Откройте для себя интересный контент о книгах и писательстве

Ночные ужасы 17 мар. 12:35

Установка на завтра

Установка на завтра

Генка нашёл кассету в материной квартире — среди тридцати точно таких же, в ряд, как солдаты на параде. Все подписаны фломастером: «Кашпировский, 1 сеанс», «Кашпировский, 2 сеанс» и так далее. Аккуратным, бисерным почерком. Мать всегда писала так — будто боялась, что буквы разбегутся.

А одна кассета — без подписи. Белая наклейка, чистая.

Он подумал: может, пустая. Может, записать что-нибудь хотела и забыла. Засунул в видик — просто так, от скуки, пока собирал вещи в коробки.

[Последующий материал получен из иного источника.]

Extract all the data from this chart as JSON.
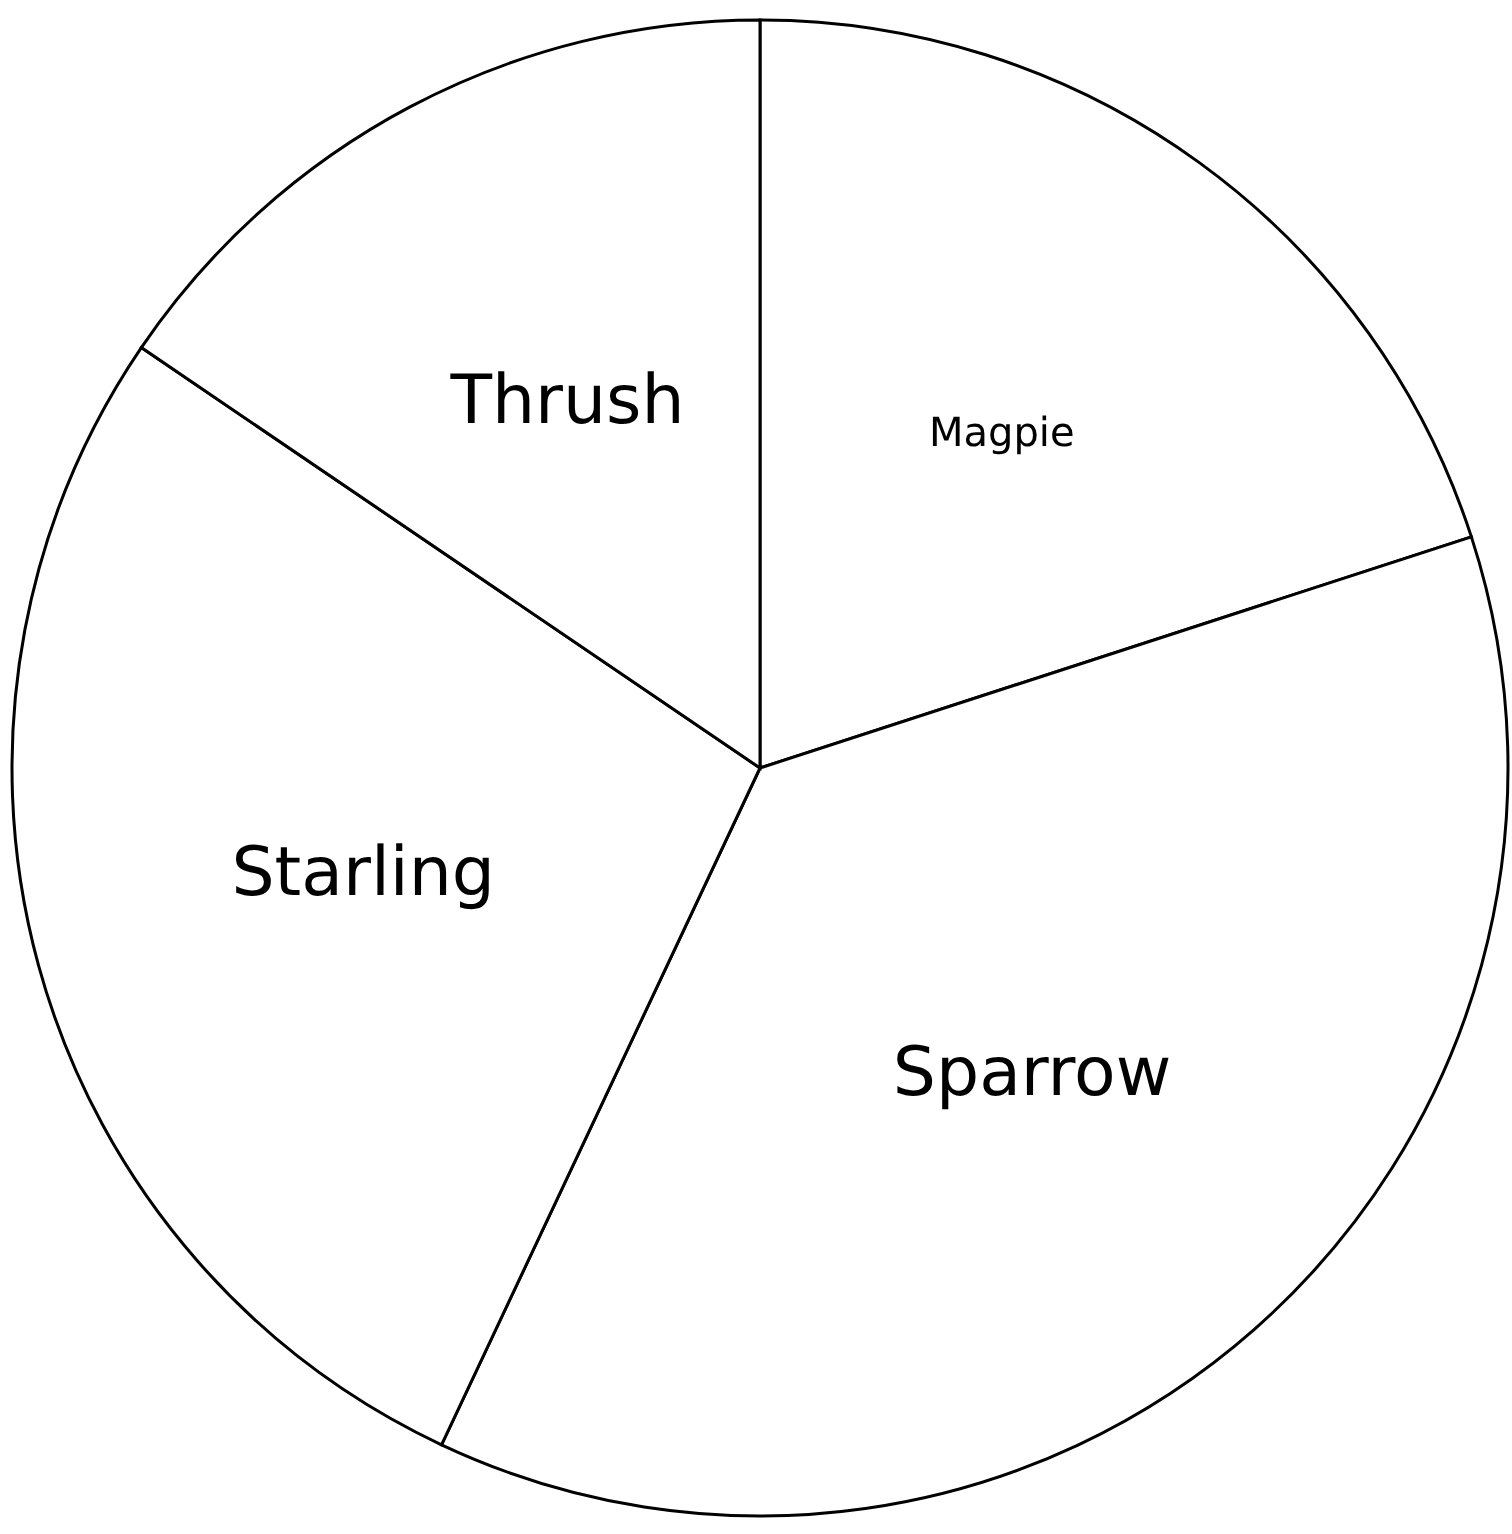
{
  "chart_data": {
    "type": "pie",
    "categories": [
      "Magpie",
      "Sparrow",
      "Starling",
      "Thrush"
    ],
    "values": [
      20,
      37,
      27.5,
      15.5
    ],
    "colors": [
      "#ffffff",
      "#ffffff",
      "#ffffff",
      "#ffffff"
    ]
  }
}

Видеомагнитофон — «Электроника ВМ-12», между прочим — ещё работал. Это удивляло. Мать умерла три недели назад, а техника пережила. Впрочем, советская техника переживёт всё, включая, вероятно, ядерную зиму.

Телевизор — пузатый «Рубин» — зашипел, выплюнул полосу помех. Потом устаканился.

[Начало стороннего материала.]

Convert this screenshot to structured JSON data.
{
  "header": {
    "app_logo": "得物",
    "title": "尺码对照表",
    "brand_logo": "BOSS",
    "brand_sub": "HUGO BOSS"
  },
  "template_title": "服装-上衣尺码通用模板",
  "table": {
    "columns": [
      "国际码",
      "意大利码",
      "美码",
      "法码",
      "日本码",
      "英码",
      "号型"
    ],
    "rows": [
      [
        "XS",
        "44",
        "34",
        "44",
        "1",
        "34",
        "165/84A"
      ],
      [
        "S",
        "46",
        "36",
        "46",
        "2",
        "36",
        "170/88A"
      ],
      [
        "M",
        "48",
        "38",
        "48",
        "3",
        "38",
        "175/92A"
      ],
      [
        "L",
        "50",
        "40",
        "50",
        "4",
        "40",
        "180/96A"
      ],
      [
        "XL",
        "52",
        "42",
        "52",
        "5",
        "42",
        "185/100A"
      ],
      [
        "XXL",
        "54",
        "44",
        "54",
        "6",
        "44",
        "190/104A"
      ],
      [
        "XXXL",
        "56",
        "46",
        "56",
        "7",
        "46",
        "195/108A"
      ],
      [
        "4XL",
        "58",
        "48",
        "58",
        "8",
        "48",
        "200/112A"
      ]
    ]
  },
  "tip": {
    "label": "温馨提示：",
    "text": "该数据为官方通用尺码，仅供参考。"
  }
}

На экране был он. Кашпировский. Сидел за столом, в светлом пиджаке. Камера — одна, неподвижная. Студия — если это была студия — выглядела иначе, чем в тех передачах, что Генка смутно помнил из детства. Никакого зала, никакой аудитории. Просто стена за спиной. Бежевая. Пустая.

Кашпировский смотрел в камеру.

— Вы меня слышите, — сказал он. Не вопрос. Утверждение.

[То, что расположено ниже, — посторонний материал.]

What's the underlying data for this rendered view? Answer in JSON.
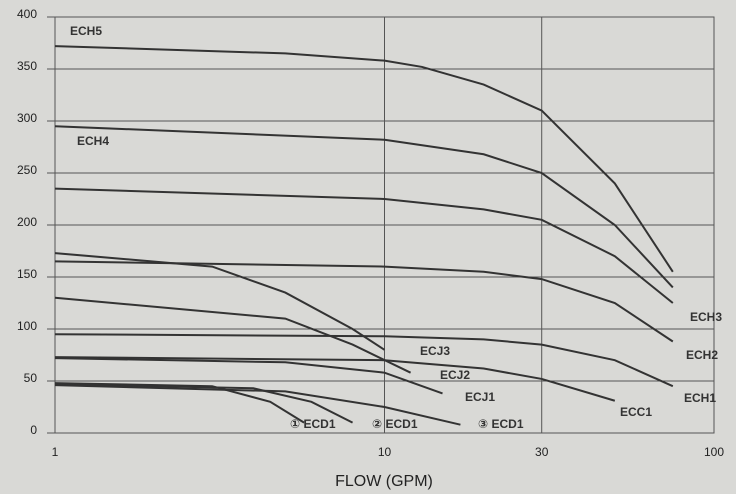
{
  "chart_data": {
    "type": "line",
    "x_label": "FLOW (GPM)",
    "log_x": true,
    "xlim": [
      1,
      100
    ],
    "xticks": [
      1,
      10,
      30,
      100
    ],
    "ylim": [
      0,
      400
    ],
    "yticks": [
      0,
      50,
      100,
      150,
      200,
      250,
      300,
      350,
      400
    ],
    "grid": true,
    "series": [
      {
        "name": "ECH5",
        "color": "#333333",
        "x": [
          1,
          5,
          10,
          13,
          20,
          30,
          50,
          75
        ],
        "values": [
          372,
          365,
          358,
          352,
          335,
          310,
          240,
          155
        ]
      },
      {
        "name": "ECH4",
        "color": "#333333",
        "x": [
          1,
          10,
          20,
          30,
          50,
          75
        ],
        "values": [
          295,
          282,
          268,
          250,
          200,
          140
        ]
      },
      {
        "name": "ECH3",
        "color": "#333333",
        "x": [
          1,
          10,
          20,
          30,
          50,
          75
        ],
        "values": [
          235,
          225,
          215,
          205,
          170,
          125
        ]
      },
      {
        "name": "ECH2",
        "color": "#333333",
        "x": [
          1,
          10,
          20,
          30,
          50,
          75
        ],
        "values": [
          165,
          160,
          155,
          148,
          125,
          88
        ]
      },
      {
        "name": "ECH1",
        "color": "#333333",
        "x": [
          1,
          10,
          20,
          30,
          50,
          75
        ],
        "values": [
          95,
          93,
          90,
          85,
          70,
          45
        ]
      },
      {
        "name": "ECC1",
        "color": "#333333",
        "x": [
          1,
          10,
          20,
          30,
          50
        ],
        "values": [
          73,
          70,
          62,
          52,
          31
        ]
      },
      {
        "name": "ECJ3",
        "color": "#333333",
        "x": [
          1,
          3,
          5,
          8,
          10
        ],
        "values": [
          173,
          160,
          135,
          100,
          80
        ]
      },
      {
        "name": "ECJ2",
        "color": "#333333",
        "x": [
          1,
          5,
          8,
          12
        ],
        "values": [
          130,
          110,
          85,
          58
        ]
      },
      {
        "name": "ECJ1",
        "color": "#333333",
        "x": [
          1,
          5,
          10,
          15
        ],
        "values": [
          72,
          68,
          58,
          38
        ]
      },
      {
        "name": "① ECD1",
        "color": "#333333",
        "x": [
          1,
          3,
          4.5,
          5.7
        ],
        "values": [
          48,
          45,
          30,
          10
        ]
      },
      {
        "name": "② ECD1",
        "color": "#333333",
        "x": [
          1,
          4,
          6,
          8
        ],
        "values": [
          47,
          43,
          30,
          10
        ]
      },
      {
        "name": "③ ECD1",
        "color": "#333333",
        "x": [
          1,
          5,
          10,
          17
        ],
        "values": [
          46,
          40,
          25,
          8
        ]
      }
    ]
  }
}
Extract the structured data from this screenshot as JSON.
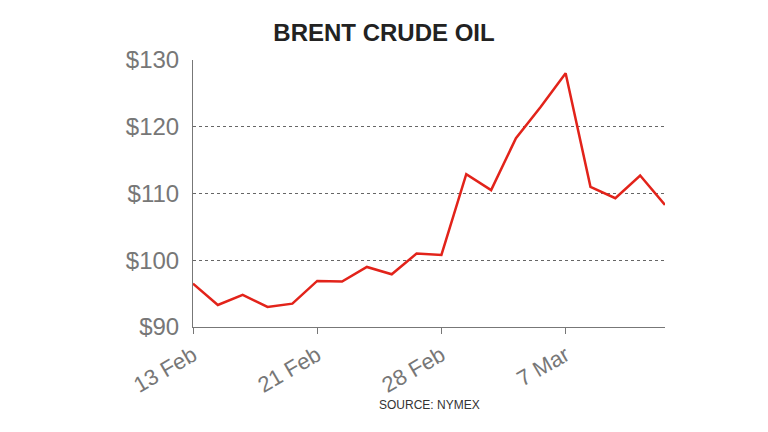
{
  "chart_data": {
    "type": "line",
    "title": "BRENT CRUDE OIL",
    "source": "SOURCE: NYMEX",
    "categories": [
      "13 Feb",
      null,
      null,
      null,
      null,
      "21 Feb",
      null,
      null,
      null,
      null,
      "28 Feb",
      null,
      null,
      null,
      null,
      "7 Mar",
      null,
      null,
      null,
      null
    ],
    "values": [
      96.5,
      93.3,
      94.8,
      93.0,
      93.5,
      96.9,
      96.8,
      99.0,
      97.9,
      101.0,
      100.8,
      112.9,
      110.5,
      118.3,
      123.0,
      128.0,
      111.0,
      109.3,
      112.7,
      108.3
    ],
    "color": "#e2231a",
    "ylim": [
      90,
      130
    ],
    "yticks": [
      {
        "value": 90,
        "label": "$90"
      },
      {
        "value": 100,
        "label": "$100"
      },
      {
        "value": 110,
        "label": "$110"
      },
      {
        "value": 120,
        "label": "$120"
      },
      {
        "value": 130,
        "label": "$130"
      }
    ],
    "grid": true
  }
}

Генка хмыкнул. Поставил коробку на пол. Ладно, можно посмотреть минуту. Забавно даже. Мать на этих сеансах прямо каменела: сидела перед экраном, руки на коленях, спина ровная, зрачки — как стеклянные. Отец злился. «Цирк», говорил. «Цирк для дур». А потом ушёл в девяносто втором; может, и не из-за Кашпировского, но Генка всегда подозревал — из-за него тоже.

— Даю установку, — продолжал человек на экране.

Голос был ровный. Очень ровный. Генка заметил, что перестал двигаться. Просто стоял посреди комнаты с мотком скотча в руке и смотрел.

— Вы чувствуете тепло. В кончиках пальцев. Это нормально. Не сопротивляйтесь.

Глупость. Генке было сорок три года, он работал логистом, верил в таблицы Excel и ни во что больше. Тепло в кончиках пальцев — самовнушение. Он читал. Ну, слышал. От кого-то.

Пальцы были тёплые.

Вот этого он не ожидал. Тёплые — по-настоящему. Будто сунул руки в миску с нагретой водой. Он посмотрел на них: обычные руки, с заусенцами, ноготь на большом сломан. Никакого фокуса.

Но тёплые.

— Хорошо, — сказал Кашпировский. — Очень хорошо.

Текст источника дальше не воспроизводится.